Occupy MN is a thriving local business
These people have actual American money.
Occupy Minnesota, now approaching the three-week mark, has released its finances in the name of transparency. As it turns out, the protesters have actually pulled in a decent, five-figured amount -- certainly enough to keep a public protest rolling for a little while.
Occupy MN is also doing a very strange thing, which experts speculate is a good way to handle investments: They're spending a lot less than they take in. Now, if Occupy MN had just taught the rest of us how to do that, we wouldn't be in this situation in the first place.
According to yesterday's release, Occupy MN took in $12,481 in donation money in its first week. Of that, $5,750 was spent on expenses like food, tech equipment, sanitation and medical costs. At that rate of raising and spending, Occupy MN could be in this thing for the long haul.
Okay, wait -- now can we see a detailed explanation of what U.S. Bank's revenue and expenses look like? No? All right then, let's stick with the protesters for now.
Admittedly, Occupy MN's finances, as uploaded to GoogleDocs, are something of a simplified version, and perhaps not ready to be sent to the accountants.
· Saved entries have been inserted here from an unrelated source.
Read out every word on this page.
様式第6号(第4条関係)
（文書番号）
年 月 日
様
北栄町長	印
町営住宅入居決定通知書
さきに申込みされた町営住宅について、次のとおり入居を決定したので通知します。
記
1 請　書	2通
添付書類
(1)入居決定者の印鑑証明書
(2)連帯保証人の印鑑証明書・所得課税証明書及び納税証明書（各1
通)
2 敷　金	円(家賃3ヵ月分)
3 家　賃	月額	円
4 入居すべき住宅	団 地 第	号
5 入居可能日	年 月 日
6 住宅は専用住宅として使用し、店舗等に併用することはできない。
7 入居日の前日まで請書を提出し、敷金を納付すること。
But, if it's accepted that the large numbers are correct, things look rather promising for a continued occupation.
Hey, could you teach the banks how to handle money?
According to their own figures, Occupy MN had more than $1,600 in start-up cash before they even started the protest. (This, also, could be a lesson to American businesses -- notice how they didn't begin the protest on credit, and assume they'd just find money later.) In each of the first two official days of the occupation at the Hennepin County Government Center Plaza, or the "People's Plaza," Occupy MN pulled in more than $2,000 in donations.
Donations tapered off a bit after that: On the seventh day of Occupy MN, the protesters only collected $488. Even still, with the minimalist spending the group reported, that money will last a while.
The largest expenses reported are for "Livestream: Equipment and Access," meaning internet costs, and "Sanitation/Biffs," a reference to the portable restrooms in use by the protesters. That cost rang up at $2,000 in the first week. But that's more than twice the amount the group spent on food, which is reported as only $900 -- for an entire week!
Not only do the Occupy MN protesters have their finances in order, but they're not even overeating like the rest of us. Nor are they shoveling money out the door at an unsustainable rate.
Teach us your ways, Occupy MN, and we shall follow you into the cold autumn night.